Negli anni ’80 del secolo passato la strada a scorrimento veloce Palermo-Agrigento venne ribattezzata “la strada della morte” per via dei continui incidenti. Già allora era un ‘delirio’ e morivano un sacco di persone ogni anno. In quegli anni il Giornale di Sicilia teneva una rubrica in prima pagina sulle cose che non andavano nella nostra Isola. Ogni articolo di questa particolare rubrica finiva così: “Noi continueremo a contare i giorni”. Per non essere sputtanati gli amministratori regionali, provinciali o comunali risolvevano il problema. Solo in un caso il Giornale di Sicilia contò i giorni per circa due anni per poi arrendersi: nel caso del rifacimento della strada a scorrimento veloce Palermo-Agrigento, che rimase tale – cioè un delirio – e che, con il passare degli anni, è peggiorata.

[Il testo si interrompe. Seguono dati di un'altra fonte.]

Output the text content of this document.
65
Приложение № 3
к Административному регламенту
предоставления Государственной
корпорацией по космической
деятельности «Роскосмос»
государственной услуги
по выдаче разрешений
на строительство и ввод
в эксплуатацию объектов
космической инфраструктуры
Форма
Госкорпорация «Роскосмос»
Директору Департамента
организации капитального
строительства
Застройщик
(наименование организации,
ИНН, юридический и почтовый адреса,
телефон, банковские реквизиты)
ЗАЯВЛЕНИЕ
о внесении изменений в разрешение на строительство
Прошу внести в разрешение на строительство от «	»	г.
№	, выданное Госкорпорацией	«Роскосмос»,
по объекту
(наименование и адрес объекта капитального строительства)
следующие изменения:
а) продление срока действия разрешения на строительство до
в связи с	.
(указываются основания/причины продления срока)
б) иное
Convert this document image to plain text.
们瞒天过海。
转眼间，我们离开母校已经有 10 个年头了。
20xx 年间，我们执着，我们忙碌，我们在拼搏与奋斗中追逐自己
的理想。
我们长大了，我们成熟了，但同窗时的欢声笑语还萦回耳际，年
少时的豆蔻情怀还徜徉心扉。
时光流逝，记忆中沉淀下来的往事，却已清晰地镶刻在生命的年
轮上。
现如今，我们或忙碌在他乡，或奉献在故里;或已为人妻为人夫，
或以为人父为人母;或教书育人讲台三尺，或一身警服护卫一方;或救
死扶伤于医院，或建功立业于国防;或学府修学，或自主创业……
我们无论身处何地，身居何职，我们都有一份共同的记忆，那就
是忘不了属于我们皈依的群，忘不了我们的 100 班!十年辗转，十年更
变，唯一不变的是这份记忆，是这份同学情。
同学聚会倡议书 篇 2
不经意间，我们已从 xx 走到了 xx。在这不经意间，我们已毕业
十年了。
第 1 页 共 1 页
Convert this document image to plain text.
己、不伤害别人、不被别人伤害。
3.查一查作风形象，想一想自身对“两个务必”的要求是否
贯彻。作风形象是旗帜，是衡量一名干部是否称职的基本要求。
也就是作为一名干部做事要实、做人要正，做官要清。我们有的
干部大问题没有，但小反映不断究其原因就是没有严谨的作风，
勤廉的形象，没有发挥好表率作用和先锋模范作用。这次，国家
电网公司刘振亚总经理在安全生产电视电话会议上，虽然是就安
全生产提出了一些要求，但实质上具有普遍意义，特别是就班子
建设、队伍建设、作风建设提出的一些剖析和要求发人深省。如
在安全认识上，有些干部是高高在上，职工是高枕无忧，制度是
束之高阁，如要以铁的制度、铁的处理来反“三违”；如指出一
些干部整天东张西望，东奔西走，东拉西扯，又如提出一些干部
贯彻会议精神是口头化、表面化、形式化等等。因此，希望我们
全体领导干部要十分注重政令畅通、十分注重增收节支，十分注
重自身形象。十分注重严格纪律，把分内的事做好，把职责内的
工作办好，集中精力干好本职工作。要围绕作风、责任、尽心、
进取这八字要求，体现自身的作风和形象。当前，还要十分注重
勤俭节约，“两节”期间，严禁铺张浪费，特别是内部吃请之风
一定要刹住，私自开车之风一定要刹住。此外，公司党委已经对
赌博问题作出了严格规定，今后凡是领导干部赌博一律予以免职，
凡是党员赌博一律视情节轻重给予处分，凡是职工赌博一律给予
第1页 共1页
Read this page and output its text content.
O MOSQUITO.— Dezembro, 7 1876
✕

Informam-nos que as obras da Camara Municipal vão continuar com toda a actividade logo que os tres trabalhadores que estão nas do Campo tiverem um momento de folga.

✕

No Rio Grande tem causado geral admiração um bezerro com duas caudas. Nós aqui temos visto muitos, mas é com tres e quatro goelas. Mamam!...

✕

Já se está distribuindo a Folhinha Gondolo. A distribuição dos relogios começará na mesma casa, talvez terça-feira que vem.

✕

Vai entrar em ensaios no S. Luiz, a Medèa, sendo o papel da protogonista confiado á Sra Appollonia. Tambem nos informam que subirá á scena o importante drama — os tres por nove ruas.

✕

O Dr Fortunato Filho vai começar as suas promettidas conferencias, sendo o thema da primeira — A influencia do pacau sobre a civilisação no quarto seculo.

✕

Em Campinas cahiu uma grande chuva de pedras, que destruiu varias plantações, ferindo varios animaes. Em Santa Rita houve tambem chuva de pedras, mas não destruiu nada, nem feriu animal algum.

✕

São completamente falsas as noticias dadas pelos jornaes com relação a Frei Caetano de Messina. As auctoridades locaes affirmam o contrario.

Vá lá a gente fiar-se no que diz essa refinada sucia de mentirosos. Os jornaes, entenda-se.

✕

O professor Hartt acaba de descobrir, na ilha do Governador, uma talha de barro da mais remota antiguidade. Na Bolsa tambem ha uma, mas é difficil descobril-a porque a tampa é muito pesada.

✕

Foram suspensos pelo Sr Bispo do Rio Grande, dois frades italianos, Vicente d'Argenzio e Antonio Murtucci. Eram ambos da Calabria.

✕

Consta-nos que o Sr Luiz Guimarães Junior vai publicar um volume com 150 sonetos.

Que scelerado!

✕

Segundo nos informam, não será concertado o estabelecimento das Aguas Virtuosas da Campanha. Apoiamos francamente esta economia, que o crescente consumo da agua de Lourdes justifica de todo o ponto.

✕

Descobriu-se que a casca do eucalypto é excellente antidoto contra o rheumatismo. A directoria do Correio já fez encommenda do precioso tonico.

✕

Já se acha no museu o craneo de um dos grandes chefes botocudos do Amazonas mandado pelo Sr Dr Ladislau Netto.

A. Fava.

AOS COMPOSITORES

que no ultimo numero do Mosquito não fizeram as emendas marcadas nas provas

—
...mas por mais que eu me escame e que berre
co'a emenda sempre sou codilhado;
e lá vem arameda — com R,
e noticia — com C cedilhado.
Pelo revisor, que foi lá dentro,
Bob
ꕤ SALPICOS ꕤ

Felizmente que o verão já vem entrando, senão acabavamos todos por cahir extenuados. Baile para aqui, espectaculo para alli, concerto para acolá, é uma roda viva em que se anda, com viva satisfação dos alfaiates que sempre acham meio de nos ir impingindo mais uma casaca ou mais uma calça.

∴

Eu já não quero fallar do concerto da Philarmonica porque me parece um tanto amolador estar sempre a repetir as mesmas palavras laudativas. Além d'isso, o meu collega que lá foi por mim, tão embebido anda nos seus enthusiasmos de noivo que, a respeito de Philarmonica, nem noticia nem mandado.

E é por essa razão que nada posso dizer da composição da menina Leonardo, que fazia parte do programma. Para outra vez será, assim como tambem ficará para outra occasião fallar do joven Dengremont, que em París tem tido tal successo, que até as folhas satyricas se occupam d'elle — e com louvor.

Da allora ad oggi sono passati trent’anni e la situazione, lungi dal migliorare, è peggiorata. Oggi la Palermo-Agrigento – gestita, tanto per cambiare, dall’ANAS, un nome una ‘garanzia’, soprattutto in Sicilia – è un disastro totale. Sono in corso lavori – peraltro parziali rispetto ai bisogni di questa strada – ma a quanto pare il Governo nazionale, complice il solito Governo regionale di Rosario Crocetta, sta rendendo impossibile anche il completamento di uno stralcio di tale opera.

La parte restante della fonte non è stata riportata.